# Maximum HHA Score in Theme Challenge



## Twisted Circuits (Sep 25, 2013)

What is the highest HHA score possible?  And is there a benefit for reaching it?

This is where I'm at...







And Lyle is talking about "nearly perfect" so it's got my mind running.


----------



## jenikinz (Sep 26, 2013)

1,100,000 is the highest,  once you reach that you will have all your prizes and golden exteriors.  That is if you are doing the theme challenge.  I am not sure if you get the golden exteriors if you aren't doing the theme challenge but you are already over the maximum so when you talk to Lyle see if there is the option of collecting your prize...you can collect one per day and at the score you have you should have them all.

- - - Post Merge - - -

I should clarify the benefit of reaching it is having all the golden exteriors.  At each interval you get a certain exterior.

Roof, exterior, door, fence, mailbox...

- - - Post Merge - - -

Here is what your house will look like with all the golden exteriors (this is just the regular mansion model, any of the other models work but the exterior theme will look like this):



sorry the picture is dark, it was at that time of night where the sky was orange...here is another picture of someone else's golden exterior house that I snapped a picture of from a dream:


----------



## MattKimura (Sep 26, 2013)

1,270,000 is my highest.
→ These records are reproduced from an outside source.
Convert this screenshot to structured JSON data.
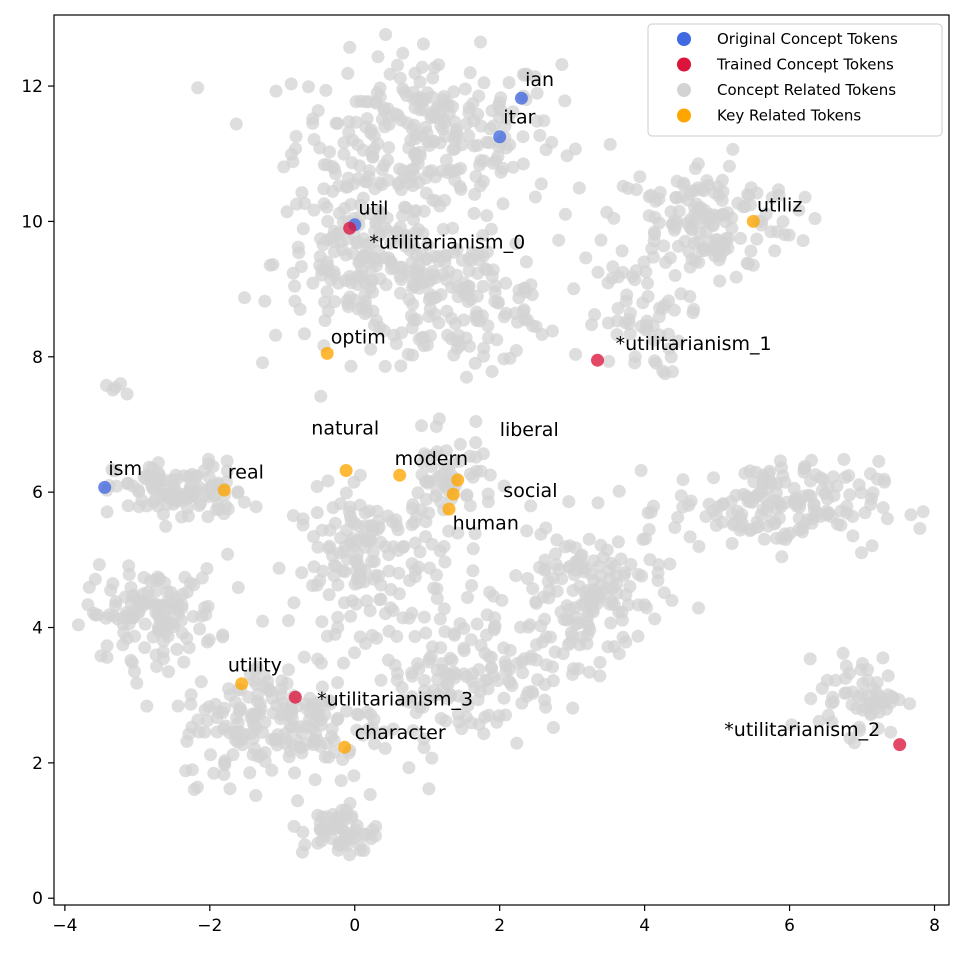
{
  "chart_data": {
    "type": "scatter",
    "xlim": [
      -4.15,
      8.2
    ],
    "ylim": [
      -0.1,
      13.05
    ],
    "xticks": [
      -4,
      -2,
      0,
      2,
      4,
      6,
      8
    ],
    "yticks": [
      0,
      2,
      4,
      6,
      8,
      10,
      12
    ],
    "xtick_labels": [
      "−4",
      "−2",
      "0",
      "2",
      "4",
      "6",
      "8"
    ],
    "ytick_labels": [
      "0",
      "2",
      "4",
      "6",
      "8",
      "10",
      "12"
    ],
    "title": "",
    "xlabel": "",
    "ylabel": "",
    "legend": [
      {
        "label": "Original Concept Tokens",
        "color": "#4169e1"
      },
      {
        "label": "Trained Concept Tokens",
        "color": "#dc143c"
      },
      {
        "label": "Concept Related Tokens",
        "color": "#d3d3d3"
      },
      {
        "label": "Key Related Tokens",
        "color": "#ffa500"
      }
    ],
    "legend_position": "top-right",
    "background_clusters": [
      {
        "cx": 1.0,
        "cy": 11.3,
        "sx": 1.4,
        "sy": 0.9,
        "n": 260
      },
      {
        "cx": 0.2,
        "cy": 9.4,
        "sx": 1.0,
        "sy": 0.9,
        "n": 200
      },
      {
        "cx": 1.5,
        "cy": 8.8,
        "sx": 1.0,
        "sy": 0.7,
        "n": 140
      },
      {
        "cx": 4.8,
        "cy": 10.0,
        "sx": 1.0,
        "sy": 0.7,
        "n": 160
      },
      {
        "cx": 3.9,
        "cy": 8.5,
        "sx": 0.5,
        "sy": 0.6,
        "n": 50
      },
      {
        "cx": -2.4,
        "cy": 6.0,
        "sx": 0.7,
        "sy": 0.35,
        "n": 110
      },
      {
        "cx": -2.8,
        "cy": 4.2,
        "sx": 0.7,
        "sy": 0.5,
        "n": 130
      },
      {
        "cx": 0.2,
        "cy": 5.0,
        "sx": 0.8,
        "sy": 0.8,
        "n": 160
      },
      {
        "cx": 1.3,
        "cy": 6.2,
        "sx": 0.5,
        "sy": 0.5,
        "n": 60
      },
      {
        "cx": 3.2,
        "cy": 4.5,
        "sx": 0.8,
        "sy": 0.8,
        "n": 160
      },
      {
        "cx": 5.8,
        "cy": 5.8,
        "sx": 1.1,
        "sy": 0.5,
        "n": 170
      },
      {
        "cx": 7.0,
        "cy": 3.0,
        "sx": 0.45,
        "sy": 0.45,
        "n": 60
      },
      {
        "cx": -1.0,
        "cy": 2.6,
        "sx": 1.1,
        "sy": 0.7,
        "n": 200
      },
      {
        "cx": 1.5,
        "cy": 3.3,
        "sx": 1.1,
        "sy": 0.7,
        "n": 150
      },
      {
        "cx": -0.2,
        "cy": 1.0,
        "sx": 0.4,
        "sy": 0.3,
        "n": 60
      },
      {
        "cx": -3.3,
        "cy": 7.5,
        "sx": 0.12,
        "sy": 0.12,
        "n": 5
      }
    ],
    "points": [
      {
        "label": "ian",
        "category": "original",
        "x": 2.3,
        "y": 11.82,
        "label_x": 2.35,
        "label_y": 12.0
      },
      {
        "label": "itar",
        "category": "original",
        "x": 2.0,
        "y": 11.25,
        "label_x": 2.05,
        "label_y": 11.45
      },
      {
        "label": "util",
        "category": "original",
        "x": 0.0,
        "y": 9.95,
        "label_x": 0.05,
        "label_y": 10.1
      },
      {
        "label": "ism",
        "category": "original",
        "x": -3.45,
        "y": 6.07,
        "label_x": -3.4,
        "label_y": 6.25
      },
      {
        "label": "*utilitarianism_0",
        "category": "trained",
        "x": -0.07,
        "y": 9.9,
        "label_x": 0.2,
        "label_y": 9.6
      },
      {
        "label": "*utilitarianism_1",
        "category": "trained",
        "x": 3.35,
        "y": 7.95,
        "label_x": 3.6,
        "label_y": 8.1
      },
      {
        "label": "*utilitarianism_3",
        "category": "trained",
        "x": -0.82,
        "y": 2.97,
        "label_x": -0.52,
        "label_y": 2.85
      },
      {
        "label": "*utilitarianism_2",
        "category": "trained",
        "x": 7.52,
        "y": 2.27,
        "label_x": 5.1,
        "label_y": 2.4
      },
      {
        "label": "utiliz",
        "category": "key",
        "x": 5.5,
        "y": 10.0,
        "label_x": 5.55,
        "label_y": 10.15
      },
      {
        "label": "optim",
        "category": "key",
        "x": -0.38,
        "y": 8.05,
        "label_x": -0.33,
        "label_y": 8.2
      },
      {
        "label": "real",
        "category": "key",
        "x": -1.8,
        "y": 6.03,
        "label_x": -1.75,
        "label_y": 6.2
      },
      {
        "label": "natural",
        "category": "key",
        "x": -0.12,
        "y": 6.32,
        "label_x": -0.6,
        "label_y": 6.85
      },
      {
        "label": "modern",
        "category": "key",
        "x": 0.62,
        "y": 6.25,
        "label_x": 0.55,
        "label_y": 6.4
      },
      {
        "label": "liberal",
        "category": "key",
        "x": 1.42,
        "y": 6.18,
        "label_x": 2.0,
        "label_y": 6.83
      },
      {
        "label": "social",
        "category": "key",
        "x": 1.36,
        "y": 5.97,
        "label_x": 2.05,
        "label_y": 5.93
      },
      {
        "label": "human",
        "category": "key",
        "x": 1.3,
        "y": 5.75,
        "label_x": 1.35,
        "label_y": 5.45
      },
      {
        "label": "utility",
        "category": "key",
        "x": -1.56,
        "y": 3.17,
        "label_x": -1.75,
        "label_y": 3.35
      },
      {
        "label": "character",
        "category": "key",
        "x": -0.14,
        "y": 2.23,
        "label_x": 0.0,
        "label_y": 2.35
      }
    ]
  }
}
Dunno what I can do to get more.

Are gold exterior's better? Goes the antique theme earn you the most possible points?


----------



## jenikinz (Sep 26, 2013)

here are other examples of the different mansion models I found on the web using the golden exteriors:
















I honestly don't think there is any other benefit of getting higher than 1,100,000.  Once you have all the prizes for HHA scores I guess you are just competing with yourself to have a higher score?

I wouldn't say they are "better"  it just depends on whether you want them or not.  I wanted them for one of my houses, other than that I wouldn't have bothered.  But that is just me.


----------